Bilan

Les gros investissements du Qatar en Suisse

Le fonds d'investissement souverain du Qatar, qui détient plus de 330 milliards de dollars d'actifs investis à travers le globe, vient notamment d'accroître sa participation dans Credit Suisse.

L'émirat représentait l'an dernier le 5e partenaire commercial de la Suisse dans la région Moyen-Orient et Afrique du nord.

Crédits: Keystone

Le fonds d'investissement souverain de l'émirat du Qatar détient plus de 330 mrd USD (315 mrd CHF) d'actifs investis à travers le globe, selon les estimations. Il vient notamment d'accroître sa participation dans la banque Credit Suisse.

Au troisième jour de la crise dans le Golfe, l'action Credit Suisse évoluait mercredi à 11h25 en hausse de 0,5% à 13,25 CHF, dans un SMI en repli de 0,09%. La veille, le titre a chuté de 5,5%. La montée au capital du Qatar semble avoir inquiété les investisseurs. Isolé diplomatiquement par ses voisins, l'émirat pourrait être forcé de vendre sa participation en raison de sanctions économiques, selon certains analystes.

Le fonds souverain est le quatrième actionnaire de Credit Suisse. Qatar Holding LLC, contrôlé par l'Etat du Qatar, détenait à fin mai 17,98% des droits de vote inscrits au registre du commerce du numéro deux bancaire helvétique, dont 5,01% en actions et 12,96% en droits d'achat. En novembre, la part d'actions s'inscrivait encore à 4,93%.

L'émirat représentait l'an dernier le 5e partenaire commercial de la Suisse dans la région Moyen-Orient et Afrique du nord. Le volume des échanges totalisait 1,1 milliard de francs. La Suisse y exporte avant tout des pierres et des métaux précieux, ainsi que des montres, des machines et des produits pharmaceutiques.

Dans l'autre sens, les importations en provenance du Qatar se montaient à seulement 287 mio CHF en 2016. Une valeur que dépassent donc de loin les investissements du fonds souverain Qatar Investment Authority (QIA) sur le sol helvétique.

Parmi eux figure aussi le complexe hôtelier de luxe du Bürgenstock. Le projet touristique surplombant le lac des Quatre-Cantons, mené par l'entreprise étatique Katara Hospitality, a bénéficié d'investissements de plus de 500 mio CHF.
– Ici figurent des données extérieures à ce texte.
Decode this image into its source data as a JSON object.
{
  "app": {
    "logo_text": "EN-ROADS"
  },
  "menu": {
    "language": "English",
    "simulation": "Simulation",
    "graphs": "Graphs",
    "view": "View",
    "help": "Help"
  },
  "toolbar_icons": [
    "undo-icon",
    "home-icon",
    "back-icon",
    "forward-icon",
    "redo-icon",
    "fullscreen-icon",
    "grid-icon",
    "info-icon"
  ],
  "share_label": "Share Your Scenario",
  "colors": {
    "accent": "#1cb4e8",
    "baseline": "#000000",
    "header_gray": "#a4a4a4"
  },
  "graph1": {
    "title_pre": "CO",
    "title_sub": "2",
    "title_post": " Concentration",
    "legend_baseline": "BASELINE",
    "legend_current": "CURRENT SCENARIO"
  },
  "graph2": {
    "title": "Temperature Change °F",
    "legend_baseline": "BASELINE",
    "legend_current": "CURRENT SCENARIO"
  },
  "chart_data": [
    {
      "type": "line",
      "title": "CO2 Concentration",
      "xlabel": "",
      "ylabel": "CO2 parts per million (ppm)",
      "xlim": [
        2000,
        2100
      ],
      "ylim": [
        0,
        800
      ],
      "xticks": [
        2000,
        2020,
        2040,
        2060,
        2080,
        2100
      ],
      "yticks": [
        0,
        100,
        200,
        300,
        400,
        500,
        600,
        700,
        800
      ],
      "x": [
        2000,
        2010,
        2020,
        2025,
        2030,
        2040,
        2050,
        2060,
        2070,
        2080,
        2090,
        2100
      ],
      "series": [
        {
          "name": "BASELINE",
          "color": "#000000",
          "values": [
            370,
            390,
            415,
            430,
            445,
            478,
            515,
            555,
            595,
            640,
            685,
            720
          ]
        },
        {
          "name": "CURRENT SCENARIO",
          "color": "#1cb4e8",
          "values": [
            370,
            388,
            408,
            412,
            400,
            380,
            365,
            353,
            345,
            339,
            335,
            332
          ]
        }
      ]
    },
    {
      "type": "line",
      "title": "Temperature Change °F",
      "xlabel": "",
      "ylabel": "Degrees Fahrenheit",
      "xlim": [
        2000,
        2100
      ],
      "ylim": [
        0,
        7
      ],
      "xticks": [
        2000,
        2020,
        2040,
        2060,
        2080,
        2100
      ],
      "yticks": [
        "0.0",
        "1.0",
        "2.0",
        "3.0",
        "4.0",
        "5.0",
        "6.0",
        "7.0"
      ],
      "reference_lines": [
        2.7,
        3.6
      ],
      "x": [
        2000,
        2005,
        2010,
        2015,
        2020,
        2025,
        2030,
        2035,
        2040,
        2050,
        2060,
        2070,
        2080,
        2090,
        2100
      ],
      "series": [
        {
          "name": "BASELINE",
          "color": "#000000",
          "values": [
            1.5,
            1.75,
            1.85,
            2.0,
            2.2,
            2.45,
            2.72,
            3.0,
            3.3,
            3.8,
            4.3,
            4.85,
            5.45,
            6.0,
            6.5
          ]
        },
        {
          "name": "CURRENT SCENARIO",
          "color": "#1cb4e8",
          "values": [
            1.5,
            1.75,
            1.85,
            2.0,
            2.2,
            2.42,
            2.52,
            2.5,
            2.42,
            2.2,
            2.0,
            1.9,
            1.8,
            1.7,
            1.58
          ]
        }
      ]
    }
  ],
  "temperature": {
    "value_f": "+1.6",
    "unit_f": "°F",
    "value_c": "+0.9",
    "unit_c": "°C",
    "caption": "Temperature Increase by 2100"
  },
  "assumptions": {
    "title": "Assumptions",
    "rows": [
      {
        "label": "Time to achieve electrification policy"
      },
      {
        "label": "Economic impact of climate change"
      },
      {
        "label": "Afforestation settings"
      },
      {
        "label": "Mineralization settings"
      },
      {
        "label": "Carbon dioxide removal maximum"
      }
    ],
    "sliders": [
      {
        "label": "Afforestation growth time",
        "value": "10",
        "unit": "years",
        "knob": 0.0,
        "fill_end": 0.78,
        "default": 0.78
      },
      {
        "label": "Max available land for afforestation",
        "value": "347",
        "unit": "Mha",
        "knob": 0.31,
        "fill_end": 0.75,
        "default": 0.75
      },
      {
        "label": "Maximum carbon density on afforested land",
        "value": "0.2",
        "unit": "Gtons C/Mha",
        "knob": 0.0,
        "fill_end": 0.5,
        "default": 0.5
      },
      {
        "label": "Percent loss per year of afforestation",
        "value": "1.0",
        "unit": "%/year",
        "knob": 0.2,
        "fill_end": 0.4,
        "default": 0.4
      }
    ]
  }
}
Les derniers développements au Qatar n'ont aucun impact, selon un porte-parole du Bürgenstock Resort contacté par l'ats. Le complexe devrait ouvrir comme prévu en août 2017. Il comprendra trois hôtels pour un total de 800 lits ainsi qu'un centre de conférences et un centre commercial.

Glencore & Co

Katara Hospitality détient également au sein de son "Bürgenstock Selection" l'établissement Schweizerhof à Berne ainsi que le cinq étoiles Royal Savoy à Lausanne. Ce dernier a rouvert ses portes fin 2015, après 5 ans de travaux de rénovation et quelque 100 mio CHF investis.

Par ailleurs, QIA représente le principal actionnaire du géant zougois des matières premières Glencore. Sa participation en termes de droits de vote s'y élève à 9%. Il détient également 6,9% dans l'exploitant bâlois de boutiques hors taxes Dufry.

Sur son propre site internet, QIA précise que la majorité de ses investissements sont localisés à l'étranger. A l'origine, il a pour mission de réinvestir les surplus issus des exportations de gaz naturel liquéfié, dont le Qatar est le premier producteur et exportateur mondial.

Ses principaux actifs internationaux incluent notamment Volkswagen, Barclays, Canary Wharf, Harrods, Heathrow, Tiffany et Total. Le fonds qatari compte encore parmi ses actifs emblématiques les clubs de foot, Paris Saint-Germain et FC Barcelona.

Crise du Golfe

L'Arabie saoudite et les Emirats arabes unis ont accentué mercredi la pression sur le Qatar, trois jours après avoir rompu avec leur partenaire du Golfe qu'ils accusent de "soutenir" le terrorisme et de leur préférer l'Iran.

Sans aller jusqu'à demander un changement de régime au Qatar, les deux pays ont exigé qu'il modifie sa politique et réintègre le consensus régional sur les questions clés des mouvements et courants islamistes extrémistes et des liens avec l'Iran chiite, grand rival du royaume saoudien sunnite dans la région.

Lundi, l'Arabie saoudite, Bahreïn, les Emirats arabes unis, l'Egypte, le Yémen et les Maldives ont rompu toute relation avec le Qatar, la pire crise diplomatique dans la région depuis des années. Ils ont été suivis par la Mauritanie.